Het geheel van commissievoorstellen wordt vaak aangeduid als de invoering van het zogenaamde puntensysteem. Immers, om het hervormde pensioensysteem zo transparant mogelijk voor te stellen en om een grotere betrokkenheid bij de opbouw van het pensioen in de hand te werken, werd een nieuwe voorstellingswijze uitgewerkt die de pensioenopbouw voorstelt in termen van opgebouwde punten. Deze paper onderzoekt de winnaars en verliezers van dit nieuwe systeem in het werknemersstelsel maar beperkt zich tot één enkel hervormingsvoorstel dat de kern uitmaakt van de berekening in punten.
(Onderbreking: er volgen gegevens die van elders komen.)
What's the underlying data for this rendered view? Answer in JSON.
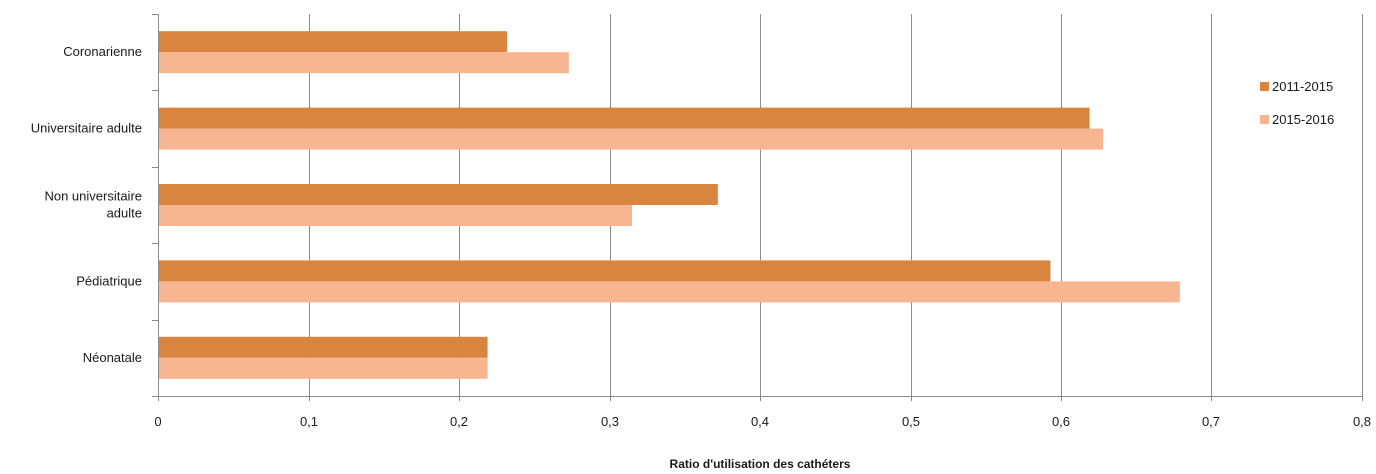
{
  "chart_data": {
    "type": "bar",
    "orientation": "horizontal",
    "title": "",
    "xlabel": "Ratio d'utilisation des cathéters",
    "ylabel": "",
    "xlim": [
      0,
      0.8
    ],
    "x_ticks": [
      0,
      0.1,
      0.2,
      0.3,
      0.4,
      0.5,
      0.6,
      0.7,
      0.8
    ],
    "x_tick_labels": [
      "0",
      "0,1",
      "0,2",
      "0,3",
      "0,4",
      "0,5",
      "0,6",
      "0,7",
      "0,8"
    ],
    "categories": [
      [
        "Coronarienne"
      ],
      [
        "Universitaire adulte"
      ],
      [
        "Non universitaire",
        "adulte"
      ],
      [
        "Pédiatrique"
      ],
      [
        "Néonatale"
      ]
    ],
    "series": [
      {
        "name": "2011-2015",
        "color": "#d9843f",
        "values": [
          0.232,
          0.619,
          0.372,
          0.593,
          0.219
        ]
      },
      {
        "name": "2015-2016",
        "color": "#f8b592",
        "values": [
          0.273,
          0.628,
          0.315,
          0.679,
          0.219
        ]
      }
    ],
    "grid": "vertical",
    "legend_position": "right"
  }
}
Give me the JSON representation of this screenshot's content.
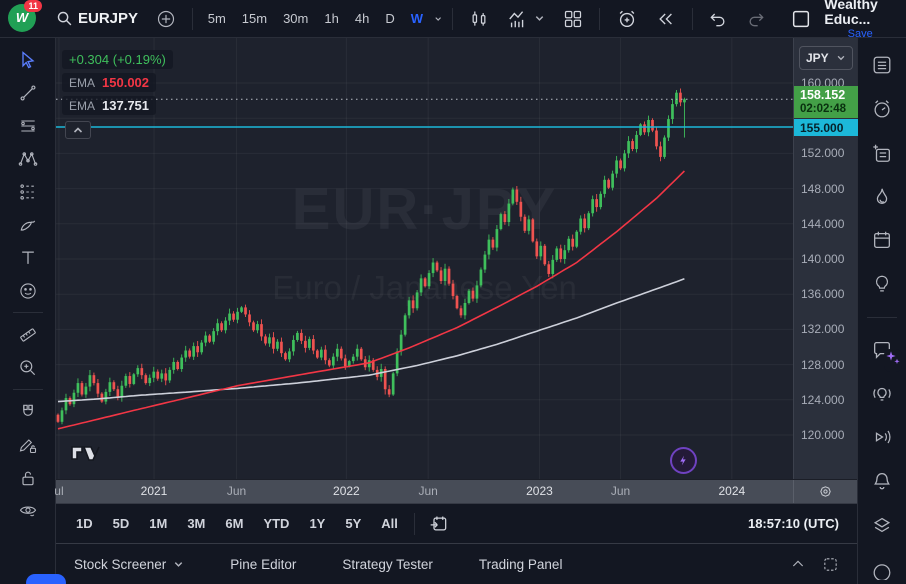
{
  "header": {
    "badge": "11",
    "symbol": "EURJPY",
    "intervals": [
      "5m",
      "15m",
      "30m",
      "1h",
      "4h",
      "D",
      "W"
    ],
    "account": "Wealthy Educ...",
    "save": "Save",
    "icons": [
      "logo",
      "search-icon",
      "plus-circle-icon",
      "chevron-down-icon",
      "candles-icon",
      "indicators-icon",
      "layout-grid-icon",
      "alert-plus-icon",
      "replay-icon",
      "undo-icon",
      "redo-icon",
      "save-layout-box"
    ]
  },
  "left_toolbar": {
    "tools": [
      "cursor",
      "trend-line",
      "fib-retracement",
      "xabcd-pattern",
      "forecast",
      "brush",
      "text",
      "emoji",
      "ruler",
      "zoom-in",
      "magnet",
      "drawing-lock",
      "lock-all",
      "hide-all"
    ]
  },
  "right_sidebar": {
    "icons": [
      "watchlist",
      "alerts-clock",
      "object-tree",
      "hotlists-flame",
      "calendar",
      "ideas-bulb",
      "chat-sparkles",
      "minds-bulb-waves",
      "streams-play",
      "notifications-bell",
      "dom-layers",
      "more-circle"
    ]
  },
  "chart": {
    "legend": {
      "change": "+0.304 (+0.19%)",
      "ema1_label": "EMA",
      "ema1_value": "150.002",
      "ema2_label": "EMA",
      "ema2_value": "137.751"
    },
    "watermark": {
      "line1": "EUR·JPY",
      "line2": "Euro / Japanese Yen"
    },
    "price_axis": {
      "currency": "JPY",
      "last_price": "158.152",
      "countdown": "02:02:48",
      "alert_price": "155.000"
    }
  },
  "chart_data": {
    "type": "candlestick",
    "symbol": "EURJPY",
    "timeframe": "W",
    "ylim": [
      118.5,
      160.0
    ],
    "first_open": 122.3,
    "closes": [
      121.5,
      122.8,
      124.2,
      123.5,
      124.8,
      125.9,
      124.6,
      125.5,
      126.8,
      125.9,
      124.7,
      123.8,
      124.9,
      126.0,
      125.2,
      124.3,
      125.6,
      126.7,
      125.8,
      126.9,
      127.6,
      126.8,
      125.9,
      126.5,
      127.2,
      126.4,
      127.0,
      126.2,
      127.4,
      128.3,
      127.5,
      128.8,
      129.6,
      128.9,
      130.1,
      129.4,
      130.5,
      131.3,
      130.6,
      131.8,
      132.7,
      131.9,
      133.0,
      133.8,
      133.1,
      134.0,
      134.5,
      133.7,
      132.8,
      131.9,
      132.6,
      131.2,
      130.4,
      131.1,
      129.8,
      130.6,
      129.3,
      128.6,
      129.5,
      130.8,
      131.6,
      130.7,
      129.9,
      130.9,
      129.6,
      128.8,
      129.7,
      128.5,
      127.9,
      128.9,
      129.8,
      128.7,
      127.8,
      128.4,
      128.9,
      129.8,
      128.6,
      127.7,
      128.5,
      127.4,
      126.6,
      127.5,
      125.2,
      124.6,
      127.0,
      129.5,
      131.4,
      133.6,
      135.3,
      134.4,
      136.2,
      137.8,
      136.9,
      138.4,
      139.6,
      138.7,
      137.5,
      138.9,
      137.2,
      135.8,
      134.4,
      133.6,
      135.0,
      136.4,
      135.5,
      137.0,
      138.8,
      140.5,
      142.2,
      141.3,
      143.4,
      145.1,
      144.2,
      146.3,
      147.9,
      146.5,
      144.8,
      143.2,
      144.5,
      142.0,
      140.3,
      141.5,
      139.4,
      138.3,
      139.9,
      141.2,
      140.0,
      141.0,
      142.3,
      141.4,
      143.1,
      144.6,
      143.5,
      145.2,
      146.8,
      145.9,
      147.4,
      149.0,
      148.1,
      149.7,
      151.2,
      150.3,
      152.0,
      153.4,
      152.5,
      154.1,
      155.3,
      154.4,
      155.8,
      154.6,
      152.8,
      151.6,
      153.8,
      155.9,
      157.6,
      158.9,
      157.8,
      158.152
    ],
    "wick_overrides": [
      {
        "i": 82,
        "low": 124.6
      },
      {
        "i": 83,
        "low": 124.3
      },
      {
        "i": 157,
        "low": 153.8
      }
    ],
    "last_close": 158.152,
    "alert_level": 155.0,
    "ema_red_waypoints": [
      [
        0,
        120.7
      ],
      [
        10,
        121.8
      ],
      [
        20,
        122.9
      ],
      [
        33,
        124.3
      ],
      [
        45,
        125.6
      ],
      [
        60,
        126.8
      ],
      [
        78,
        128.2
      ],
      [
        88,
        129.9
      ],
      [
        100,
        132.2
      ],
      [
        110,
        134.5
      ],
      [
        120,
        136.9
      ],
      [
        130,
        139.6
      ],
      [
        140,
        143.1
      ],
      [
        150,
        146.9
      ],
      [
        157,
        150.0
      ]
    ],
    "ema_white_waypoints": [
      [
        0,
        123.8
      ],
      [
        10,
        124.1
      ],
      [
        20,
        124.5
      ],
      [
        33,
        124.9
      ],
      [
        45,
        125.3
      ],
      [
        60,
        125.9
      ],
      [
        78,
        126.8
      ],
      [
        90,
        127.9
      ],
      [
        100,
        129.0
      ],
      [
        110,
        130.3
      ],
      [
        120,
        131.8
      ],
      [
        130,
        133.3
      ],
      [
        140,
        135.0
      ],
      [
        150,
        136.6
      ],
      [
        157,
        137.75
      ]
    ],
    "price_ticks": [
      {
        "label": "160.000",
        "value": 160.0
      },
      {
        "label": "152.000",
        "value": 152.0
      },
      {
        "label": "148.000",
        "value": 148.0
      },
      {
        "label": "144.000",
        "value": 144.0
      },
      {
        "label": "140.000",
        "value": 140.0
      },
      {
        "label": "136.000",
        "value": 136.0
      },
      {
        "label": "132.000",
        "value": 132.0
      },
      {
        "label": "128.000",
        "value": 128.0
      },
      {
        "label": "124.000",
        "value": 124.0
      },
      {
        "label": "120.000",
        "value": 120.0
      }
    ],
    "grid_prices": [
      120,
      124,
      128,
      132,
      136,
      140,
      144,
      148,
      152,
      156,
      160
    ],
    "time_labels": [
      {
        "t": "ul",
        "f": 0.004,
        "strong": false
      },
      {
        "t": "2021",
        "f": 0.133,
        "strong": true
      },
      {
        "t": "Jun",
        "f": 0.245,
        "strong": false
      },
      {
        "t": "2022",
        "f": 0.394,
        "strong": true
      },
      {
        "t": "Jun",
        "f": 0.505,
        "strong": false
      },
      {
        "t": "2023",
        "f": 0.656,
        "strong": true
      },
      {
        "t": "Jun",
        "f": 0.766,
        "strong": false
      },
      {
        "t": "2024",
        "f": 0.917,
        "strong": true
      }
    ],
    "colors": {
      "up": "#3fbf5c",
      "down": "#ef5350",
      "ema_red": "#f23645",
      "ema_white": "#cdd0da",
      "alert_cyan": "#1cb8d9",
      "last_dotted": "#b8bcc6",
      "grid": "rgba(255,255,255,0.05)",
      "badge_green": "#43a047",
      "accent_blue": "#2962ff"
    }
  },
  "footer": {
    "ranges": [
      "1D",
      "5D",
      "1M",
      "3M",
      "6M",
      "YTD",
      "1Y",
      "5Y",
      "All"
    ],
    "clock": "18:57:10 (UTC)",
    "icons": [
      "go-to-date-calendar",
      "timezone-gear"
    ]
  },
  "panel": {
    "tabs": [
      "Stock Screener",
      "Pine Editor",
      "Strategy Tester",
      "Trading Panel"
    ],
    "icons": [
      "collapse-chevron",
      "maximize-square"
    ]
  }
}
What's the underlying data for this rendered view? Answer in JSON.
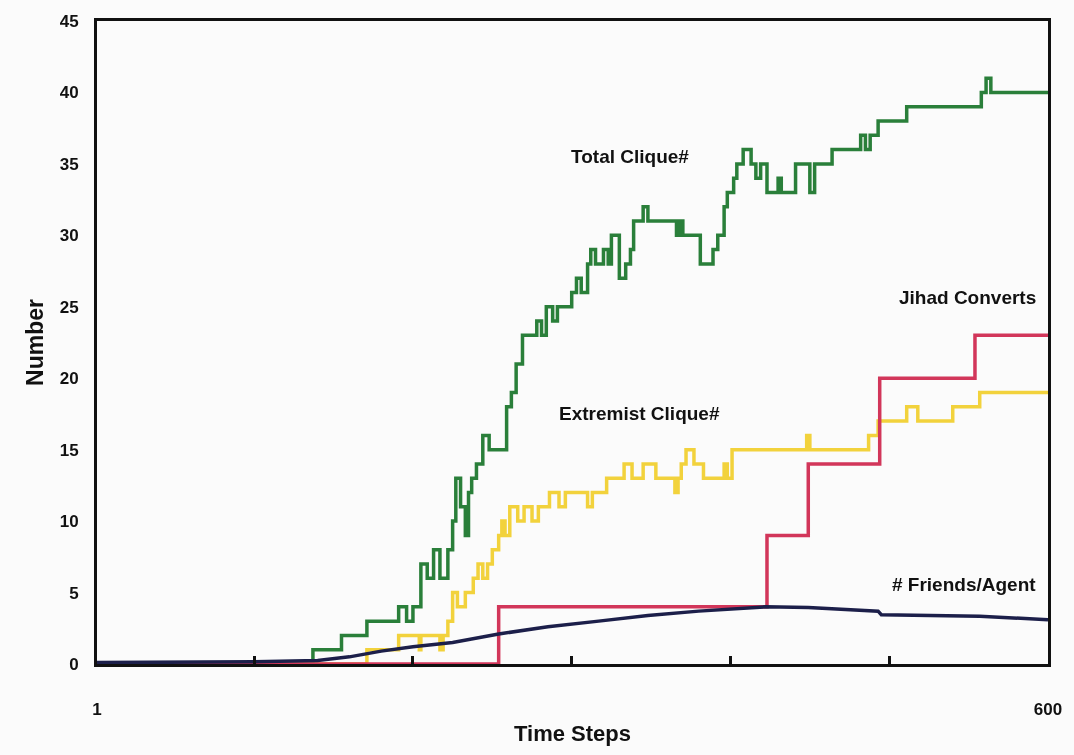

Volgens de definitie van het puntensysteem die in deze paper wordt gehanteerd, verschilt de berekening in punten van de huidige berekening op twee manieren. Vooreerst gebeurt de herwaardering van de lonen uit het verleden op basis van de loongroei en niet langer op basis van inflatie. Ten tweede wordt het huidige berekeningstarief van 60 of 75 procent naar beneden toe bijgesteld door het te vermenigvuldigen met een correctiecoëfficiënt.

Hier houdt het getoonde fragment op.